I sindaci nuovi commissari per l’edilizia scolastica

Durante la fase di conversione del Decreto Scuola il Senato ha approvato un emendamento che assegna ai sindaci il ruolo di commissari per l’edilizia scolastica, ruolo che viene descritto e regolato all’interno di un altro decreto precedente, lo Sblocca Cantieri.
Il Premier Giuseppe Conte, nel corso della conferenza stampa del 3 giugno, ha dichiarato: “Sicuramente a settembre si riaprirà, si tornerà alla didattica in presenza e dobbiamo fare di tutto per assicurare, dopo questo periodo particolare che hanno vissuto i nostri studenti, il ripristino di una fase di normalità”.

“Nel Decreto Scuola – ha aggiunto – è stato introdotto un emendamento che noi abbiamo subito approvato che consente a tutti i Sindaci di poter diventare commissari straordinari per realizzare opere in tutta urgenza di edilizia scolastica”.

La necessità di questa norma è evidentemente quella semplificare al fine di avviare i lavori per l’edilizia scolastica il più rapidamente possibile. “Ci attendiamo – ha concluso il Presidente del Consiglio – aule più conformi alle prescrizioni di sicurezza sanitaria, ci aspettiamo aule rinnovate a settembre. Ci sono le risorse finanziarie, abbiamo introdotto lo strumento normativo, adesso, siccome con ANCI lavoriamo spesso, loro ci daranno una grande mano, per perseguire questo risultato, a beneficio dei nostri piccoli e dei nostri grandi”.

Il testo verrà approvato dalla Camera senza modifiche, essendo che il Decreto Scuola deve essere convertito entro il 7 giugno. Riportiamo di seguito il testo dell’articolo citato.
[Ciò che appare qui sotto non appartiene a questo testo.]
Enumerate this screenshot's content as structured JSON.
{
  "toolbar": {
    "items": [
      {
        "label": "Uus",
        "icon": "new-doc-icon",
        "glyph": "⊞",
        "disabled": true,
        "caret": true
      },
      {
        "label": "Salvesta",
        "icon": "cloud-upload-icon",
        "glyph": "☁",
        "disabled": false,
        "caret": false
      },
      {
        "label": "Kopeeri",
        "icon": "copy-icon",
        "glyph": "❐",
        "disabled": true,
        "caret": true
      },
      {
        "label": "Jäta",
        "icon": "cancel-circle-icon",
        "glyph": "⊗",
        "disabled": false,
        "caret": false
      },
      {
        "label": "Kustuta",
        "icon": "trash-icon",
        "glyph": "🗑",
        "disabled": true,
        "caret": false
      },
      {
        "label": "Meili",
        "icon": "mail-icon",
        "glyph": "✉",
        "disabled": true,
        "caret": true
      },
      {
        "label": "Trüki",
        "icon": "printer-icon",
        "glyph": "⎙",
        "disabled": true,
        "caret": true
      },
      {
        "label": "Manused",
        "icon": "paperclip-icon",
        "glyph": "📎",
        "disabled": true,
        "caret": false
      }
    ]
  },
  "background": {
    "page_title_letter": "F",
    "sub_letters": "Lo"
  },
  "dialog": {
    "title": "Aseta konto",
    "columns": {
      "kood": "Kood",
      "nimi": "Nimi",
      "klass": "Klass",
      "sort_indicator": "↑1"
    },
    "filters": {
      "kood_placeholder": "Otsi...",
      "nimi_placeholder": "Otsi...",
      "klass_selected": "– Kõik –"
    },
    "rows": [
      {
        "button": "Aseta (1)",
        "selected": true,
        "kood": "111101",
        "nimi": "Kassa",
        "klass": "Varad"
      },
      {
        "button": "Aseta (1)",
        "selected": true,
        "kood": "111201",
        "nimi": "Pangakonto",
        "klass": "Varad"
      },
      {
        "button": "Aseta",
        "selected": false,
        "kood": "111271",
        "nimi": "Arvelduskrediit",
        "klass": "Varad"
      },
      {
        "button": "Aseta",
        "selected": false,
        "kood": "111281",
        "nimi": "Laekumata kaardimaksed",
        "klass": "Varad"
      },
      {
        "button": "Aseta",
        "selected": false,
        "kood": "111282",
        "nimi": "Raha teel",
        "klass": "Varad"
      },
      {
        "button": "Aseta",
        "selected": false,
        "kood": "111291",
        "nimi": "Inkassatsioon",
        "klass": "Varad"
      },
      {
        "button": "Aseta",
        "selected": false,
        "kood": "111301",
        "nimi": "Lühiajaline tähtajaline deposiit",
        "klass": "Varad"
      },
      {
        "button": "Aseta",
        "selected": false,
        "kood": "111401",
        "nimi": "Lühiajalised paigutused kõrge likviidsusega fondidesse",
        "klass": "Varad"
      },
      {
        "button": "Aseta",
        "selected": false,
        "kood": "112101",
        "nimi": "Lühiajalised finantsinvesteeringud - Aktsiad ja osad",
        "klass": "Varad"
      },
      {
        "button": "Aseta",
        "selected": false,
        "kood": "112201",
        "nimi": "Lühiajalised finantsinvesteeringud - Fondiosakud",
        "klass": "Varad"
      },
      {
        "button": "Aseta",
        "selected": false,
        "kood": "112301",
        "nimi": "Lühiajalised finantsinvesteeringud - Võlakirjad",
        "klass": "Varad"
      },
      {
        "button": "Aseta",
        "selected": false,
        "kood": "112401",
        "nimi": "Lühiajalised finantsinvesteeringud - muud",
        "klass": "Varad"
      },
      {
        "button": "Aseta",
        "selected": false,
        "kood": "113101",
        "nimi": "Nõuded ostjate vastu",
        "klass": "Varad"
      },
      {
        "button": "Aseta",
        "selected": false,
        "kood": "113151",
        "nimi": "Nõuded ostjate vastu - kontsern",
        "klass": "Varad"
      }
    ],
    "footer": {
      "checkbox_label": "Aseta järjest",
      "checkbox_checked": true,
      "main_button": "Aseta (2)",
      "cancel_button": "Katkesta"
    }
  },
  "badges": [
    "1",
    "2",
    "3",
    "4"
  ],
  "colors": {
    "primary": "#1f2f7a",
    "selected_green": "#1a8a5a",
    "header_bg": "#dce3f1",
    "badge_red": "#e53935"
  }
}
Articolo 7-ter. (Misure urgenti per interventi di riqualificazione dell’edilizia scolastica)
1. Al fine di garantire la rapida esecuzione di interventi di edilizia scolastica, anche in relazione all’emergenza da COVID 19, fino al 31 dicembre 2020 i sindaci e i presidenti delle province e delle città metropolitane operano, nel rispetto dei princìpi derivanti dall’ordinamento dell’Unione europea, con i poteri dei commissari di cui all’articolo 4, commi 2 e 3, del decreto-legge 18 aprile 2019, n. 32, convertito, con modificazioni, dalla legge 14 giugno 2019, n. 55, ivi inclusa la deroga alle seguenti disposizioni: a) articoli 32, commi 8, 9, 11 e 12, 33, comma 1, 37, 77, 78 e 95, comma 3, del codice dei contratti pubblici, di cui al decreto legislativo 18 aprile 2016, n. 50; b) articolo 60 del decreto legislativo 18 aprile 2016, n. 50, con riferimento al termine minimo per la ricezione delle offerte per tutte le procedure sino alle soglie di cui all’articolo 35, comma 1, del medesimo decreto legislativo, che è stabilito in dieci giorni dalla data di trasmissione del bando di gara.
2. I contratti stipulati ai sensi del comma 1 sono sottoposti a condizione risolutiva ove sopravvenga documentazione interdittiva.
3. Per le occupazioni di urgenza e per le espropriazioni delle aree occorrenti per l’esecuzione degli interventi di edilizia scolastica, i sindaci e i presidenti delle pro-vince e delle città metropolitane, con proprio decreto, provvedono alla redazione dello stato di consistenza e del verbale di immissione in possesso dei suoli anche con la sola presenza di due rappresentanti della regione o degli enti territoriali interessati, prescindendo da ogni altro adempimento. Il medesimo decreto vale come atto impositivo del vincolo preordinato all’esproprio e dichiarativo della pubblica utilità, indifferibilità ed urgenza dell’intervento.
4. I sindaci e i presidenti delle province e delle città metropolitane: a) vigilano sulla realizzazione dell’opera e sul rispetto della tempistica programmata; b) possono promuovere gli accordi di programma e le conferenze di servizi, o parteciparvi, anche attraverso un proprio delegato; c) possono invitare alle conferenze di servizi tra le amministrazioni interessate anche soggetti privati, qualora ne ravvisino la necessità; d) promuovono l’attivazione degli strumenti necessari per il reperimento delle risorse.